Tradizionalmente, la geografia ha riconosciuto solo quattro oceani: Atlantico, Pacifico, Indiano e Artico. Questi oceani sono stati definiti in base ai continenti che li delimitano, rendendo l’Oceano Meridionale un’eccezione. Questo oceano è caratterizzato dalla Corrente Circumpolare Antartica (ACC), una corrente oceanica che scorre da est a ovest attorno all’Antartide e che ha preso forma circa 34 milioni di anni fa. La ACC si stabilizza a una latitudine di 60 gradi sud, che rappresenta il confine settentrionale dell’Oceano Meridionale. Questa corrente crea un anello invisibile attorno al continente antartico, dove le acque risultano più fredde e meno salate rispetto a quelle situate a nord. Tuttavia, la comunità scientifica ha a lungo dibattuto se considerare questo anello oceanico come un’estensione degli oceani Pacifico, Atlantico e Indiano, oppure come un’entità oceanica autonoma.
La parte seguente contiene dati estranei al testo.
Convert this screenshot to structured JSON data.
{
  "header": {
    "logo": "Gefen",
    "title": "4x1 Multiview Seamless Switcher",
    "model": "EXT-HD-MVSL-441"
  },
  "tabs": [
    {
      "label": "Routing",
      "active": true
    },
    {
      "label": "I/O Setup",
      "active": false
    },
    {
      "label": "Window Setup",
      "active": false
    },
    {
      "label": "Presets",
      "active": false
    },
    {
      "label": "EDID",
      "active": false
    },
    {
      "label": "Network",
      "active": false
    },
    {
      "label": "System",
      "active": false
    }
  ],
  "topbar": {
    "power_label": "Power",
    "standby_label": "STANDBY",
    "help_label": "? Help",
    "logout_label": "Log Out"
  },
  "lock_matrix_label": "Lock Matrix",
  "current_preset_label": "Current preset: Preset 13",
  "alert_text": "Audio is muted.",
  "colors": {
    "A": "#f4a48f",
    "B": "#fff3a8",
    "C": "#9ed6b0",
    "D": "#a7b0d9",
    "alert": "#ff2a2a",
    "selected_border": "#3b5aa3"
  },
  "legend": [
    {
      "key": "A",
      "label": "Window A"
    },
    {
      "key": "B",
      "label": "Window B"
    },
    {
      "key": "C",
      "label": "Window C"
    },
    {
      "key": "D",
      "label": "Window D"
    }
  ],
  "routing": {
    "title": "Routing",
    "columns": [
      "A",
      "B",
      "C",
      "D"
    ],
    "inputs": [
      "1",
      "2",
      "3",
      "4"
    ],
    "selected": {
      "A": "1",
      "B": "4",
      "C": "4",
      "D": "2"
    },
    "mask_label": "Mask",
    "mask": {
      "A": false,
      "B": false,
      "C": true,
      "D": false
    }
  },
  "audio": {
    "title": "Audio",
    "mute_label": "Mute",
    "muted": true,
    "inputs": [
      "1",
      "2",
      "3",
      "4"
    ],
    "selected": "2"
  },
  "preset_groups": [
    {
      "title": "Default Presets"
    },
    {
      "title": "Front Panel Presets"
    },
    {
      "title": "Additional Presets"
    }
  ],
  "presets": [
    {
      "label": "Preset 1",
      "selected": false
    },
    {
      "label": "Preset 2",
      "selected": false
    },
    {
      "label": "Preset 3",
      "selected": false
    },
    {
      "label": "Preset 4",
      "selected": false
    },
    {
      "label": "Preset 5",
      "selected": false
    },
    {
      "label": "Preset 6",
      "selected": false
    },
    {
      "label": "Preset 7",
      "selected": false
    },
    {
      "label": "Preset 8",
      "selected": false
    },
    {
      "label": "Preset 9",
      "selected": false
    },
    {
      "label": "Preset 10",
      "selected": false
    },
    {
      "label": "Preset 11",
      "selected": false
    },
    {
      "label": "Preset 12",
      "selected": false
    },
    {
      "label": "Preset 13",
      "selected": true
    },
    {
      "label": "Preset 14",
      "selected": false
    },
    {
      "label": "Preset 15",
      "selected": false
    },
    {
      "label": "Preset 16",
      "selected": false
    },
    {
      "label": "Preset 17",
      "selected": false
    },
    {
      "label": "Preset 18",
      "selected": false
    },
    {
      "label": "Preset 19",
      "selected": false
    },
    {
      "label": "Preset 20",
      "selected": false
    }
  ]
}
L'Oceano Australe che circonda l'Antartide
L’Oceano Australe è il corpo d’acqua che circonda l’Antartide.

Il Riconoscimento Ufficiale dell’Oceano Meridionale

Nel 1999, il Board of Geographic Names degli Stati Uniti ha ufficialmente riconosciuto l’Oceano Meridionale, approvando il suo nome. I confini proposti sono stati presentati all’Organizzazione Idrografica Internazionale (IHO) nel 2000, ma dopo circa 23 anni non si è ancora raggiunto un accordo definitivo. Nel frattempo, la National Oceanic and Atmospheric Administration (NOAA) ha riconosciuto ufficialmente l’Oceano Meridionale solo nel febbraio 2021. Sebbene gli scienziati avessero a lungo considerato l’Oceano Meridionale come una realtà, la mancanza di un consenso internazionale ha impedito il suo riconoscimento ufficiale. Alex Tait, geografo della National Geographic Society, ha dichiarato che la società ha realizzato mappe per oltre un secolo, impiegando geografi per supervisionare ogni modifica apportata a ciascuna mappa pubblicata dagli anni ’70. Generalmente, seguono le linee guida dell’IHO riguardo alla nomenclatura marina, quindi il riconoscimento dell’Oceano Meridionale rappresenta una significativa deviazione da questa tradizione. Si auspica che tale riconoscimento possa aumentare la consapevolezza riguardo a questo giovane oceano e al suo ecosistema ecologicamente unico.

Le Sfide Future dell’Oceano Meridionale

Guardando al futuro dell’Oceano Meridionale, le prospettive rimangono incerte a causa dei cambiamenti climatici in atto. Le acque che circondano l’Antartide stanno subendo un riscaldamento significativo e le calotte di ghiaccio si stanno sciogliendo a un ritmo allarmante. Come questi cambiamenti influenzeranno il giovane oceano, solo il tempo potrà rivelarlo. Ci si può solo augurare che i suoi anni formativi procedano senza intoppi e che l’Oceano Meridionale possa emergere come un attore fondamentale nel panorama oceanico globale. È cruciale monitorare l’impatto della pesca industriale e promuovere gli sforzi di conservazione necessari per proteggere questo ecosistema unico. La consapevolezza e l’azione collettiva sono essenziali per garantire un futuro sostenibile per l’Oceano Meridionale.